Why Energy Is A Problem For Data Center Growth


Why Energy Is A Problem For Data Center Growth

Why Energy Is A Problem For Data Center Growth?

Data centers located in the USA consume around 90 billion Kilowatt-hours of electricity a year. Globally, data centers account for around 3% of the worlds total energy consumption. At the current rate of data center expansion this is set to double every 4 years! If we use Moores law, transistors get faster, doubling in speed every 24 months. Using this logic, compares should be eight times faster than they were 12 years ago. But this isn’t the case, which is partly fueling the growth of data centers. They can’t simply upgrade their servers, new capacity has to be added. 

CPU technology

In 2004 Intel released the Pentium 4 processor, with a clock speed of 3.8GHz. By 2017 they released the 3.8GHz Intel i7 processor. So why is it that computers aren’t getting faster? Well it is partly to do with energy consumption. 12 years ago, advances in semiconductor technology gave higher performance and lower power consumption. however, the decrease in size is no longer giving increases in speed, and neither are they providing lower power consumption. This means the advances in transistor technology is not able to offset the rapidly increasing power consumption required by data centers.

The US government initiated in 2016 a drive to optimize data centers and reduce the costs of data center operations by 25% by the end of 2018. The problem is, during this period the government’s compute requirements increased.
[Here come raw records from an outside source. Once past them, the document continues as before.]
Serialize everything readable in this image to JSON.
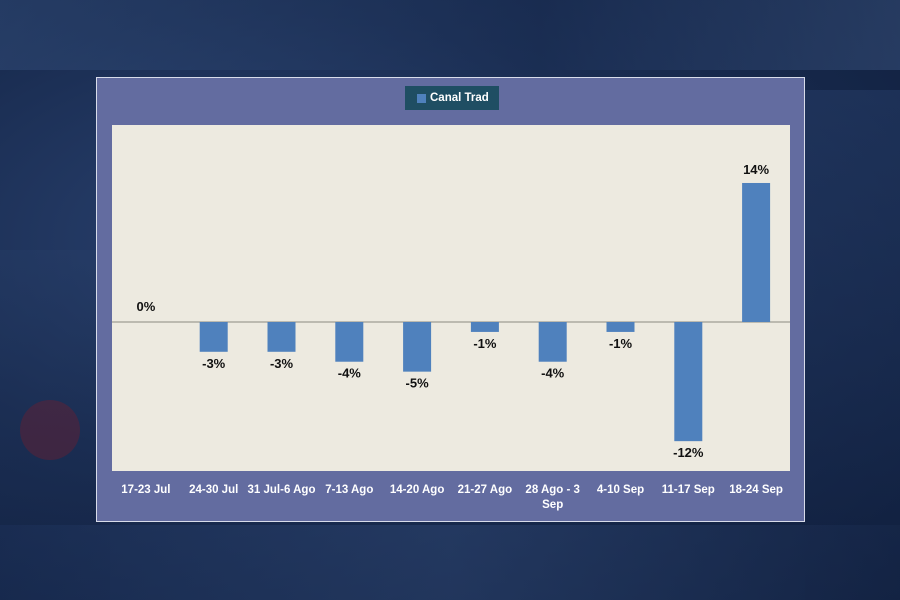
{
  "chart_data": {
    "type": "bar",
    "legend": {
      "position": "top-center",
      "entries": [
        "Canal Trad"
      ]
    },
    "categories": [
      "17-23 Jul",
      "24-30 Jul",
      "31 Jul-6 Ago",
      "7-13 Ago",
      "14-20 Ago",
      "21-27 Ago",
      "28 Ago - 3 Sep",
      "4-10 Sep",
      "11-17 Sep",
      "18-24 Sep"
    ],
    "category_lines": [
      [
        "17-23 Jul"
      ],
      [
        "24-30 Jul"
      ],
      [
        "31 Jul-6 Ago"
      ],
      [
        "7-13 Ago"
      ],
      [
        "14-20 Ago"
      ],
      [
        "21-27 Ago"
      ],
      [
        "28 Ago - 3",
        "Sep"
      ],
      [
        "4-10 Sep"
      ],
      [
        "11-17 Sep"
      ],
      [
        "18-24 Sep"
      ]
    ],
    "series": [
      {
        "name": "Canal Trad",
        "color": "#4f81bd",
        "values": [
          0,
          -3,
          -3,
          -4,
          -5,
          -1,
          -4,
          -1,
          -12,
          14
        ],
        "data_labels": [
          "0%",
          "-3%",
          "-3%",
          "-4%",
          "-5%",
          "-1%",
          "-4%",
          "-1%",
          "-12%",
          "14%"
        ]
      }
    ],
    "ylim": [
      -15,
      20
    ],
    "grid": false,
    "colors": {
      "plot_background": "#edeae0",
      "panel": "#636ca0",
      "legend_background": "#1f4e63"
    }
  }
}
The solution was therefore to move the computing to cloud based services. This moved 11,700 federal data centers to other facilities. Did this help reduce energy consumption? No, it simply shifted it somewhere else. it is accepted that a co-located facility is likely better designed and more efficient than in-house facilities, but it still requires a signifiant amount of energy. The actual reduction in energy consumption was a drop in the ocean.

Streaming video services have resulted in a huge amount of server capacity and storage space. It is estimated that 500 hours of video is uploaded per minute, 24 hours a day to services such as YouTube. That’s 720,000 hours of video per day. Add in other streaming platforms like Vimeo, videos and photos on Facebook, Instagram, Twitter. Video on demand services like Netflix, Apple Movies, Google Play Store and Amazon. Increased demand for Artificial Intelligence which has massive computing power requirements all equates to huge demands being placed on data center infrastructure. This expansion means increased electricity consumption.

So how will we meet these energy demands? There is certainly no slowdown in the growth of demand. This is a major challenge being faced by the data center industry. 

Steps being taken to reduce power consumption include decommissioning old power hungry equipment, and the use of Solid State Hard Drives in place of traditional magnetic storage. Flash based SSD’s are much more energy efficient than spinning disks. Cooling systems have advanced becoming greener and smarter. Construction and design practices in data centers have evolved with hot/cold aisle containment, opening data centers in cold climates and Microsoft even experimenting with underwater data centers.

The problem is we are starting to run into the wall of the gains these technologies can make. PUE numbers have continued to fall for the past 10 years, however in 2019 PUE numbers actually saw an increase for the first time since 2006. Google has a very impressive PUE of 1.12 across its data centers. This is almost as close as you can get to a perfect PUE of 1.0 (100% free cooling). So where do you go from here? Any future gains in PUE will be small, if there are any at all. 

Uptime Institute PUE line graph

image from uptime institute


Unless there are some major breakthroughs in clean energy production, the other side of the equation would be to improve the compute power, giving a higher density of compute power per watt. 40 years ago, the transistors in use were far slower than the wires that connected them. Fast forward and now transistors are microscopic, but function at far faster speeds than the wires that connect them. A complete role reversal. So what advances can be made by sinking transistors further, other than size. So the world either needs to get serious about increasing our capacity for energy production, or we need to have a breakthrough in compute architecture.